16 Nisan 2016 Cumartesi Saat 11:30
Irak’ın kuzeybatısında yer alan Musul (Ninova) şehri,
Türkiye ve Suriye sınırında yer almaktadır. Suriye ile uzun bir sınırı paylaşan
Musul şehir merkezi Türkiye sınırına yaklaşık 100 km. uzaklıktadır. 9 ilçe ve
21 nahiyeden oluşan Musul’un adı Saddam Hüseyin döneminde Ninova olarak
değiştirilmiştir.
Musul, 2 milyona yakın kent nüfusuyla Başurê Kürdistan’ın en
büyük şehri Irak’ın ise Bağdat’tan sonra ikinci büyük ve önemli şehri
durumundadır. Bunun dışında, komşusu Kerkük ile birlikte oldukça zengin petrol
rezervlerine sahiptir. Musul aynı zamanda tarihi, siyasi, idari ve askeri
açılardan da stratejik önemde bir şehirdir, bu nedenlerden dolayı sürekli işgal
altında kalmıştır.
TARİHSEL ÖNEMİ
Anadolu ile Asya arasında tarihi bir yol üzerinde bulunan
Musul, geçmişte önemli bir kültür ve medeniyet merkezi olduğu gibi yer altı ve
yer üstü zenginliğiyle de bir çekim alanı olmuştur. Tarihi çok eski zamanlara
dayanan Musul’da ilk yerleşimler M.Ö. 850’li yıllara dayanmaktadır. Asuri Kralı
Asurbanipal’in Asurlular Devletinin başkenti olarak seçtiği Nemrut, bugünkü
Musul topraklarını içerisinde kalmaktadır. Musul, Asurlular zamanında Anadolu
toprakları ve Suriye ile Pers toprakları arasında bir köprü ve geçiş
noktasıdır. İslamiyet’ten önce Asur ve Babil uygarlıkları, İslamiyet’in
yayılmasıyla birlikte Emevî ve Abbasî Devletleri burada kurulmuştur. Musul,
Selçuklulara, Zengilere, Erbil Atabeyliği’ne, Karakoyunlu’ya, Akkoyunlu’ya ve
Safevilere de yurt olmuş ve Yavuz Sultan Selim zamanında Osmanlı toprağına
katılmış ve Kanuni Sultan Süleyman döneminde de bir Osmanlı vilayeti hâline
gelmiştir. Kerkük, Süleymaniye Sancağı
ve bu sancaklara bağlı kazalar ve nahiyeler Musul vilayetine bağlanmıştır.

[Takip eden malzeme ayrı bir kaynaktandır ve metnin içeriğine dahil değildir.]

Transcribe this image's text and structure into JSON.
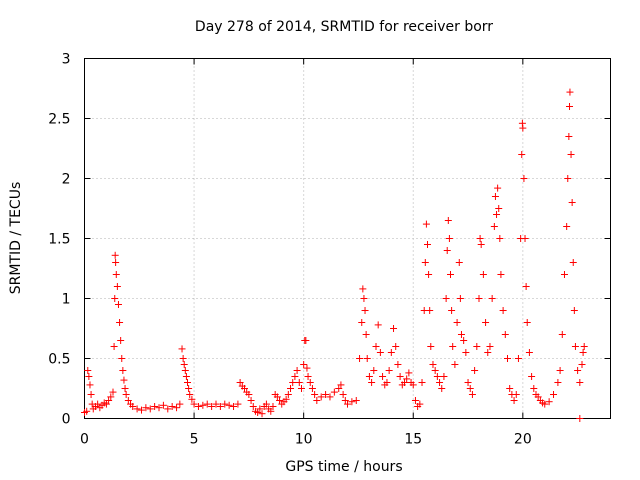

Milattan önce Mezopotamya toprakları içinde yer alan
Musul’da Asur uygarlığı yaklaşık 1300 yıl hüküm sürmüştür. Ardından gelen Babil
hükümranlığı ise Pers saldırıları nedeniyle kesintiye uğramış ve Perslerin
eline geçmiştir. Pers yönetimi sırasında büyük bir Pers akınına maruz kalan
bölge, Hıristiyanlığın ortaya çıkışından sonra bu dine yönelmiş ve 2. yüzyıldan
sonra Hıristiyanlığın önemli bir merkezi haline gelmiştir. 642 yılında Hz. Ömer
tarafından alınan Musul, bu tarihten itibaren Arap nüfusunun göçüne maruz
kalmıştır. Bölge kısa süreli Emevî hakimiyetinden sonra 751 yılında Abbasi
yönetimine geçmiştir. 1050’li yıllarda Selçuklu hükümdarı Tuğrul Bey tarafından
alınan Musul, hükümdarın ölümünden sonra önce Alparslan’ın, sonra da oğlu
Melikşah’ın yönetimine geçmiştir. 1099 yılında haçlıların eline geçen bölge,
iki yıl sonra yine Selçuklular tarafından geri alınmıştır. 1118’de Irak
Selçuklu Devleti, Mahmud’un yönetiminde kurulmuştur. Mahmud, 1127 yılında
Musul’un yönetimini Aksungur’un oğlu Zengi’ye vermiştir. Zengi ve ailesi,
Musul’u 1231 yılına kadar yönetmiştir. Bu tarihten itibaren Bedreddin Lu’lu
yönetimine geçen bölge 1261 yılında Moğol istilasıyla Moğolların egemenliğine
girmiştir. 1365’te Karakoyunlular tarafından geri alınan Musul, 1409’da
Akkoyunluların eline geçmiştir. Akkoyunluların hakimiyeti, Safeviler tarafından
sona erdirilmiş, 1517 yılında da bölge tamamen Osmanlı yönetimine geçmiştir.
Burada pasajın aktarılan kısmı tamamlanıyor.